As ageing populations strain public insurance systems, understanding how families self-insure – through housing, savings, and intergenerational transfers – will be central to strengthening financial resilience to life’s most severe shocks.
References
Bos, M, E Breza, and A Liberman (2018), “The labor market effects of credit market information”, The Review of Financial Studies 31(6): 2005–37.
Callaway, B, and P H Sant’Anna (2021), “Difference-in-differences with multiple time periods”, Journal of Econometrics 225(2): 200–230.
Chetty, R, and A Szeidl (2007), “Consumption commitments and risk preferences”, The Quarterly Journal of Economics 122(2): 831–77.
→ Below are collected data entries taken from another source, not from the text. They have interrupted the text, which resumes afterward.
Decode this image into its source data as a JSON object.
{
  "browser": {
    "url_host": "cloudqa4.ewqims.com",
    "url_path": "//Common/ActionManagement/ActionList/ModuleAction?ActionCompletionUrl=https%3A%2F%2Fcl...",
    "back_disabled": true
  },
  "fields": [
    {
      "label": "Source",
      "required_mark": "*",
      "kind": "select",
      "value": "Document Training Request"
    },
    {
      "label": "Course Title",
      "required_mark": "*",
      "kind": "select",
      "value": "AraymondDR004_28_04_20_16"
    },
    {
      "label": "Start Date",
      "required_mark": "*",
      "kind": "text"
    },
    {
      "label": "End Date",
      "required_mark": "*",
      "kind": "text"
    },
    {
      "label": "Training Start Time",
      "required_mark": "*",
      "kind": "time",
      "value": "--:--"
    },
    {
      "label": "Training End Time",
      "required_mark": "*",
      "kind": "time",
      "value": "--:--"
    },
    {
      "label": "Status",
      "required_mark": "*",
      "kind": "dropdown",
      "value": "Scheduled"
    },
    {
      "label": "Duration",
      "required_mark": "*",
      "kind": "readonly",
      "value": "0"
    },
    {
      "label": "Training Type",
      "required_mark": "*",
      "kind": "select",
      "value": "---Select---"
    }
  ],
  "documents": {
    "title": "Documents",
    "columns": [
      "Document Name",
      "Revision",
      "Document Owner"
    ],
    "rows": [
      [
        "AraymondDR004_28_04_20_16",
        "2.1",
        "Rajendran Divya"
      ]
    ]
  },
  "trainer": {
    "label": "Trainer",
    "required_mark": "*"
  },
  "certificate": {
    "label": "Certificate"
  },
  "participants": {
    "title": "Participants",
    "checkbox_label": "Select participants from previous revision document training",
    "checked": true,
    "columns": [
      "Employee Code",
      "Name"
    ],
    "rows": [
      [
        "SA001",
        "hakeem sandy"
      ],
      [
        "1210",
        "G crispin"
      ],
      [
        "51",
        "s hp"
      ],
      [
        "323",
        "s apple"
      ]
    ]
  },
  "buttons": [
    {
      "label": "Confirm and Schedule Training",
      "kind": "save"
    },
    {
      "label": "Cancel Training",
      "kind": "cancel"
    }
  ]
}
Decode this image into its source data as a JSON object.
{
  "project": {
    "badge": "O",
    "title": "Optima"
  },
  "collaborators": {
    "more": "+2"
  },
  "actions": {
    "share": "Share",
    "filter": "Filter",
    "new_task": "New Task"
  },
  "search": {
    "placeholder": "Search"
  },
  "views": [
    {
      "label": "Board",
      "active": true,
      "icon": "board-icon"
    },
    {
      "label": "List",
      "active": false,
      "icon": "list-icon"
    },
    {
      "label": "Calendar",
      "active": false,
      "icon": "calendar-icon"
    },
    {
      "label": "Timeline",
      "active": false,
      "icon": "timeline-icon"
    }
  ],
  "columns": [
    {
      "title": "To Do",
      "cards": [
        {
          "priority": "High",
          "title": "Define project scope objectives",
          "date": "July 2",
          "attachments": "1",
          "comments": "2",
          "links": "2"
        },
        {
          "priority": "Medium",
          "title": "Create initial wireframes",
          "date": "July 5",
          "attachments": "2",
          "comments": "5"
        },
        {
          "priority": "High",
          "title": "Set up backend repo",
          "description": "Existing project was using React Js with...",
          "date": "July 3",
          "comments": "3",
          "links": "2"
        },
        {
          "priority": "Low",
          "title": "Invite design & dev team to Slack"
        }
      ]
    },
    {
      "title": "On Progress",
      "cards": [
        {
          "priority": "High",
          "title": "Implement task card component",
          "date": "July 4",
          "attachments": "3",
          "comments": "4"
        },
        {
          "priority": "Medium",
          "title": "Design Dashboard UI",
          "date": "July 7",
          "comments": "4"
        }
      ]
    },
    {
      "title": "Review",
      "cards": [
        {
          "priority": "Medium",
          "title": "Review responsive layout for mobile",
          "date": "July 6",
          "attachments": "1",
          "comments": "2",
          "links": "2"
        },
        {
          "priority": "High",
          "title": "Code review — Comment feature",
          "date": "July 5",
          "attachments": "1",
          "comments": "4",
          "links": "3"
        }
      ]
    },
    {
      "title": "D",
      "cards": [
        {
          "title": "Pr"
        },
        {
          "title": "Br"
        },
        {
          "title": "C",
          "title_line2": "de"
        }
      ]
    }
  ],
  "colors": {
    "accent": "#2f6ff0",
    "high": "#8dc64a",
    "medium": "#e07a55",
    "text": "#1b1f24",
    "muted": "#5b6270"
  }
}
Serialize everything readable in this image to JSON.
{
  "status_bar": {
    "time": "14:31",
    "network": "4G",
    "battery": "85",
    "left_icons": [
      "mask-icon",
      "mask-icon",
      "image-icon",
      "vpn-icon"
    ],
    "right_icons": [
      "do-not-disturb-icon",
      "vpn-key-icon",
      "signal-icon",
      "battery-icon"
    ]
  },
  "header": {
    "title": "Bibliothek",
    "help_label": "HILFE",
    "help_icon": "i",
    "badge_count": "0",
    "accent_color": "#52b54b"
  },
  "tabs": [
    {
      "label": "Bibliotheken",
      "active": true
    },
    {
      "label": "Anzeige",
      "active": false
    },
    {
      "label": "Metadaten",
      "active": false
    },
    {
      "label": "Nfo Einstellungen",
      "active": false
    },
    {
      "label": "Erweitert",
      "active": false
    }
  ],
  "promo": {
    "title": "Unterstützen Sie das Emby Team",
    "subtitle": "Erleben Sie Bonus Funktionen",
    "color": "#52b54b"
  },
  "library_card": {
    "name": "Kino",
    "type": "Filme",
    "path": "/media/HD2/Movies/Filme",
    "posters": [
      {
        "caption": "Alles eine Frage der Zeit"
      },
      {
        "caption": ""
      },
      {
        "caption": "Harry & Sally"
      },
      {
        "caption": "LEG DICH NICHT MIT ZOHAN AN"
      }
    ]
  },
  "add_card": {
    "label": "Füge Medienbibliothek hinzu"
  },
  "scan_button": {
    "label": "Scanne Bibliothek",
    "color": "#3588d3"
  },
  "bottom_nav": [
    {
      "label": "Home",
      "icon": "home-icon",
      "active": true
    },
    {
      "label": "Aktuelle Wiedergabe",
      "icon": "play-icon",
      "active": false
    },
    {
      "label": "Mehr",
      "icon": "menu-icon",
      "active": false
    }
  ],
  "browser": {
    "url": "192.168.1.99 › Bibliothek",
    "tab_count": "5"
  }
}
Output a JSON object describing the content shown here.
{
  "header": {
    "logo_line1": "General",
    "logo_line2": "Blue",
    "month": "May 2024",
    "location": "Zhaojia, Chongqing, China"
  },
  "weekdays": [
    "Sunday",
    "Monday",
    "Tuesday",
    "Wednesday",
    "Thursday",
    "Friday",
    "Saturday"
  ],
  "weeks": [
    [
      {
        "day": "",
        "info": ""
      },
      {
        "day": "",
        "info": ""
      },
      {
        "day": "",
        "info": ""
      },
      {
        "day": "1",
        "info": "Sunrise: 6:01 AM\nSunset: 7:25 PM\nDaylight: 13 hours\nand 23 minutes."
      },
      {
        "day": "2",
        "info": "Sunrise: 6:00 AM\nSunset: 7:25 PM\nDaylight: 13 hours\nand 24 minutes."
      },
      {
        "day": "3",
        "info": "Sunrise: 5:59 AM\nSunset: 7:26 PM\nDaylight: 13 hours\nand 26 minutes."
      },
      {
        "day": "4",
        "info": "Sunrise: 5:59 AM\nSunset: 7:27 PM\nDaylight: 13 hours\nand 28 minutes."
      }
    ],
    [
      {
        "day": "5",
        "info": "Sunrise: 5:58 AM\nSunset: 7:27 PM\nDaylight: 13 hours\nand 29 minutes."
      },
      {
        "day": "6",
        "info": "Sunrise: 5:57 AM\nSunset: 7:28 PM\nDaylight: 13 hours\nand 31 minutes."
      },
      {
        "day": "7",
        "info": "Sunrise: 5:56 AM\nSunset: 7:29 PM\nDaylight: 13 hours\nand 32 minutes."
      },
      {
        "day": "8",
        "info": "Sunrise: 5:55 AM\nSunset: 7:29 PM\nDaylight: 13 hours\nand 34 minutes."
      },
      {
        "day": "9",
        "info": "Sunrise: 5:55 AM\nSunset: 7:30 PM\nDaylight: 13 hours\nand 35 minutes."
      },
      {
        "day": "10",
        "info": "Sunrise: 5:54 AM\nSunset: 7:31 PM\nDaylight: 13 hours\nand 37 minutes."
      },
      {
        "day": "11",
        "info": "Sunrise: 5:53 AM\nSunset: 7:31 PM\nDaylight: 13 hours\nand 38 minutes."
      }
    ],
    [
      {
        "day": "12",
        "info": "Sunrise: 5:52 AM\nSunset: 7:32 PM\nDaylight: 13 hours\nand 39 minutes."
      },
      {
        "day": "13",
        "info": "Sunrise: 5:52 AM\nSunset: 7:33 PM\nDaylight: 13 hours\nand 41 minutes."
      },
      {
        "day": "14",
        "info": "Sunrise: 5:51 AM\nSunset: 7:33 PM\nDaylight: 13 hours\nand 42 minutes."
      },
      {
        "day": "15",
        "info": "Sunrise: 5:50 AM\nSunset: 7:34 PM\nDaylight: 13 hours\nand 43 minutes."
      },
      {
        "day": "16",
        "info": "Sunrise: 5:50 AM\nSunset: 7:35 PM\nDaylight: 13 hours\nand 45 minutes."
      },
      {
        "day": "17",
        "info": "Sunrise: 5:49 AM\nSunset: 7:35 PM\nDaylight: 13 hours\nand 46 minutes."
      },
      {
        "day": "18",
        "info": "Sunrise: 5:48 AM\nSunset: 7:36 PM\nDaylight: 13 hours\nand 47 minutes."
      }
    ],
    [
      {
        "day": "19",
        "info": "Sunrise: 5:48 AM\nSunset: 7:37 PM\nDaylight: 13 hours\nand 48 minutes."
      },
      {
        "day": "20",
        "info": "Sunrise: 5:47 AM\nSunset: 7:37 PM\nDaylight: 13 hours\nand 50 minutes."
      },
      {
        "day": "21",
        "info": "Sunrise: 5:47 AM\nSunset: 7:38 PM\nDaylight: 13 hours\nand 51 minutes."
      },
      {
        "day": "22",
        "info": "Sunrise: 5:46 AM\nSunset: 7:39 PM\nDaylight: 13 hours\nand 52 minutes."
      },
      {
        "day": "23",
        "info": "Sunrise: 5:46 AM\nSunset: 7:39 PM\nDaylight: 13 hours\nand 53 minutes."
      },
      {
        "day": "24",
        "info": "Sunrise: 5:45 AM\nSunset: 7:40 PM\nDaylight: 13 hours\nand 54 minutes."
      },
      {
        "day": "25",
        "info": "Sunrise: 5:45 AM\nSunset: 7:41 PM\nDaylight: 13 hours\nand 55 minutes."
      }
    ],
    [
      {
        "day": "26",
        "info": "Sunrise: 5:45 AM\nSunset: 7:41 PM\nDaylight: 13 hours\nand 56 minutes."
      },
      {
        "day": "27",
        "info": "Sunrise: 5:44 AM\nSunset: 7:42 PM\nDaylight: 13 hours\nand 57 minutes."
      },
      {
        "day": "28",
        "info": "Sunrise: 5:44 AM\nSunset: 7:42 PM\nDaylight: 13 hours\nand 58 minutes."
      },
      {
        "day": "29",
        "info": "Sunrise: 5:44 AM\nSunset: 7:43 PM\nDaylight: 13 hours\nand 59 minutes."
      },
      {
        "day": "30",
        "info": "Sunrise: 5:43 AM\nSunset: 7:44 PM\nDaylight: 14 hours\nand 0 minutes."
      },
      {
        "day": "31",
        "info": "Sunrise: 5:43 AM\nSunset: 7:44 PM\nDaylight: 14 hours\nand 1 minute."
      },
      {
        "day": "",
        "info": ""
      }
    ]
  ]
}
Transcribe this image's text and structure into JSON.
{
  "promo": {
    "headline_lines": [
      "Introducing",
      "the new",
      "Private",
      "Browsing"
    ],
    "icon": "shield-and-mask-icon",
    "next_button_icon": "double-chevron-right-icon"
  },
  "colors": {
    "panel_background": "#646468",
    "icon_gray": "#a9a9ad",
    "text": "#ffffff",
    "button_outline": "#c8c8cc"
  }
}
Dobbie, W, P Goldsmith-Pinkham, N Mahoney, and J Song (2020), “Bad credit, no problem? Credit and labor market consequences of bad credit reports”, The Journal of Finance 75(5): 2377–419.
Kaur, S, S Mullainathan, S Oh, and F Schilbach (2025), “Do financial concerns make workers less productive?”, Quarterly Journal of Economics 140(1): 635–89.
Majlesi, K, E Molin, and P Roth (2025), “Severe health shocks and financial well-being”.
Keys, B J, N Mahoney, and H Yang (2023), “What determines consumer financial distress? Place-and person-based factors”, The Review of Financial Studies 36(1): 42–69.
Maturana, G, and J Nickerson (2020), “Real effects of workers’ financial distress: Evidence from teacher spillovers”, Journal of Financial Economics 136: 137–51.
Mustre-del-Río, J, J M Sánchez, R Mather, and K Athreya (2025), “The effects of macroeconomic shocks: Household financial distress matters”, The Review of Financial Studies 38(2): 564–604.
OECD (2024), How’s life? 2024: Well-being and resilience in times of crisis, OECD Publishing.
Parise, G, and K Peijnenburg (2019), “Noncognitive abilities and financial distress: Evidence from a representative household panel”, The Review of Financial Studies 32(10): 3884–919.